I fall asleep believing I did the right thing.
But I didn’t. The next day I find multiple slack strings. Some drag too loosely across the floor, others are so tight they appear to be on the brink of a snap. I walk to school and instead of them being out of my way, they touch me and cling to me. I try to yank a few up so I can duck under but they break apart with just a bit of a stretch. I curse under my breath and try to tie them back together.
It works out until I’m left with three blue strings…three.
I check the entire street for another string of blue but find none. Kids bump past me as they break into a run to make it to school on time. In my desperation, I tie all three strings together in the middle.
It becomes a daily routine. If I touch a string it either falls loose or snaps. I try to put them back, but sometime I can’t help but get it wrong.
A slue of divorces and affairs become the talk of the town. Parents dating teenagers, dads seeing multiple women, believing all of them to be the same woman. People forgetting whom their spouse is.

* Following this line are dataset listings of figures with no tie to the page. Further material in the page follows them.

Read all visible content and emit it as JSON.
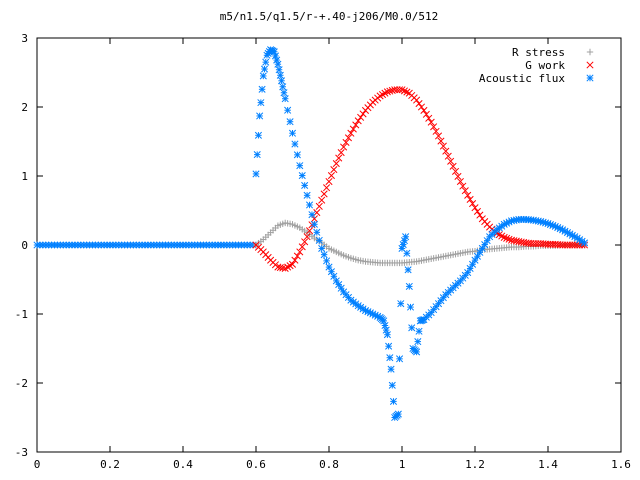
{
  "chart_data": {
    "type": "scatter",
    "title": "m5/n1.5/q1.5/r-+.40-j206/M0.0/512",
    "xlabel": "",
    "ylabel": "",
    "xlim": [
      0,
      1.6
    ],
    "ylim": [
      -3,
      3
    ],
    "xticks": [
      "0",
      "0.2",
      "0.4",
      "0.6",
      "0.8",
      "1",
      "1.2",
      "1.4",
      "1.6"
    ],
    "yticks": [
      "3",
      "2",
      "1",
      "0",
      "-1",
      "-2",
      "-3"
    ],
    "grid": false,
    "legend_position": "top-right",
    "series": [
      {
        "name": "R stress",
        "marker": "plus",
        "color": "#a0a0a0",
        "x": [
          0.6,
          0.62,
          0.64,
          0.66,
          0.68,
          0.7,
          0.72,
          0.74,
          0.76,
          0.78,
          0.8,
          0.82,
          0.84,
          0.86,
          0.88,
          0.9,
          0.92,
          0.94,
          0.96,
          0.98,
          1.0,
          1.02,
          1.04,
          1.06,
          1.08,
          1.1,
          1.12,
          1.14,
          1.16,
          1.18,
          1.2,
          1.22,
          1.24,
          1.26,
          1.28,
          1.3,
          1.32,
          1.34,
          1.36,
          1.38,
          1.4,
          1.42,
          1.44,
          1.46,
          1.48,
          1.5
        ],
        "y": [
          0.0,
          0.08,
          0.18,
          0.28,
          0.32,
          0.3,
          0.25,
          0.18,
          0.1,
          0.03,
          -0.05,
          -0.1,
          -0.15,
          -0.19,
          -0.22,
          -0.24,
          -0.25,
          -0.26,
          -0.26,
          -0.26,
          -0.26,
          -0.25,
          -0.24,
          -0.22,
          -0.2,
          -0.18,
          -0.16,
          -0.14,
          -0.12,
          -0.1,
          -0.09,
          -0.07,
          -0.06,
          -0.05,
          -0.04,
          -0.03,
          -0.03,
          -0.02,
          -0.02,
          -0.01,
          -0.01,
          -0.01,
          0.0,
          0.0,
          0.0,
          0.0
        ]
      },
      {
        "name": "G work",
        "marker": "cross",
        "color": "#ff0000",
        "x": [
          0.6,
          0.62,
          0.64,
          0.66,
          0.68,
          0.7,
          0.72,
          0.74,
          0.76,
          0.78,
          0.8,
          0.82,
          0.84,
          0.86,
          0.88,
          0.9,
          0.92,
          0.94,
          0.96,
          0.98,
          1.0,
          1.02,
          1.04,
          1.06,
          1.08,
          1.1,
          1.12,
          1.14,
          1.16,
          1.18,
          1.2,
          1.22,
          1.24,
          1.26,
          1.28,
          1.3,
          1.32,
          1.34,
          1.36,
          1.38,
          1.4,
          1.42,
          1.44,
          1.46,
          1.48,
          1.5
        ],
        "y": [
          0.0,
          -0.1,
          -0.22,
          -0.32,
          -0.34,
          -0.28,
          -0.1,
          0.12,
          0.38,
          0.65,
          0.92,
          1.18,
          1.42,
          1.62,
          1.8,
          1.95,
          2.07,
          2.16,
          2.22,
          2.25,
          2.25,
          2.2,
          2.1,
          1.95,
          1.78,
          1.58,
          1.36,
          1.14,
          0.92,
          0.72,
          0.54,
          0.38,
          0.26,
          0.17,
          0.11,
          0.07,
          0.05,
          0.03,
          0.02,
          0.02,
          0.01,
          0.01,
          0.0,
          0.0,
          0.0,
          0.0
        ]
      },
      {
        "name": "Acoustic flux",
        "marker": "star",
        "color": "#0080ff",
        "x": [
          0.6,
          0.61,
          0.62,
          0.63,
          0.64,
          0.65,
          0.66,
          0.67,
          0.68,
          0.7,
          0.72,
          0.74,
          0.76,
          0.78,
          0.8,
          0.82,
          0.84,
          0.86,
          0.88,
          0.9,
          0.92,
          0.94,
          0.95,
          0.96,
          0.97,
          0.98,
          0.99,
          1.0,
          1.01,
          1.02,
          1.03,
          1.04,
          1.05,
          1.06,
          1.08,
          1.1,
          1.12,
          1.14,
          1.16,
          1.18,
          1.2,
          1.22,
          1.24,
          1.26,
          1.28,
          1.3,
          1.32,
          1.34,
          1.36,
          1.38,
          1.4,
          1.42,
          1.44,
          1.46,
          1.48,
          1.5
        ],
        "y": [
          1.03,
          1.87,
          2.45,
          2.75,
          2.83,
          2.8,
          2.62,
          2.38,
          2.12,
          1.62,
          1.15,
          0.72,
          0.3,
          -0.05,
          -0.32,
          -0.52,
          -0.68,
          -0.8,
          -0.88,
          -0.95,
          -1.0,
          -1.05,
          -1.1,
          -1.3,
          -1.8,
          -2.5,
          -2.45,
          -0.05,
          0.12,
          -0.6,
          -1.5,
          -1.55,
          -1.1,
          -1.08,
          -0.98,
          -0.85,
          -0.72,
          -0.62,
          -0.52,
          -0.4,
          -0.22,
          -0.05,
          0.12,
          0.22,
          0.3,
          0.35,
          0.37,
          0.37,
          0.36,
          0.34,
          0.31,
          0.27,
          0.22,
          0.16,
          0.1,
          0.03
        ]
      }
    ]
  }
}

I rush about town seeing all the chaos through the strings. The knots and tangles that mix together about each other. All because I wanted to be at the end of one red string of fate.
The girl I stole from walks around empty and willing to give herself to anyone who will have her. She claims she feels empty when her friends ask. She feels as if there is something missing that only a boy can fill. She became obsessed with finding true love.
The boy ends up in scandal after scandal. He dates anyone who his string tangles up with accidentally. Then one day it gets stuck on a bottle in an alley and stays knotted there. He became madly in love with alcohol and hasn’t left it since.
Me?
I don’t touch the strings anymore. Sometimes if I accidentally brush against them, they still fall apart or end up messy.
One day I feel one around my neck. It stitches into me slowly all the way around until it reaches the nape of my neck.
I look at it in the mirror, a deep dark purple, a bruised color. It reaches up into the sky and I know exactly where I’m connected.
In the morning, someone will find me hanging from my bedroom ceiling fan. They’ll see the rope around my neck. They’ll take off the rope and reveal the purple bruise underneath. But they won’t see the purple string around my neck.
They won’t see how it’s embedded there forever, even in death as it loops around and around, always back to me.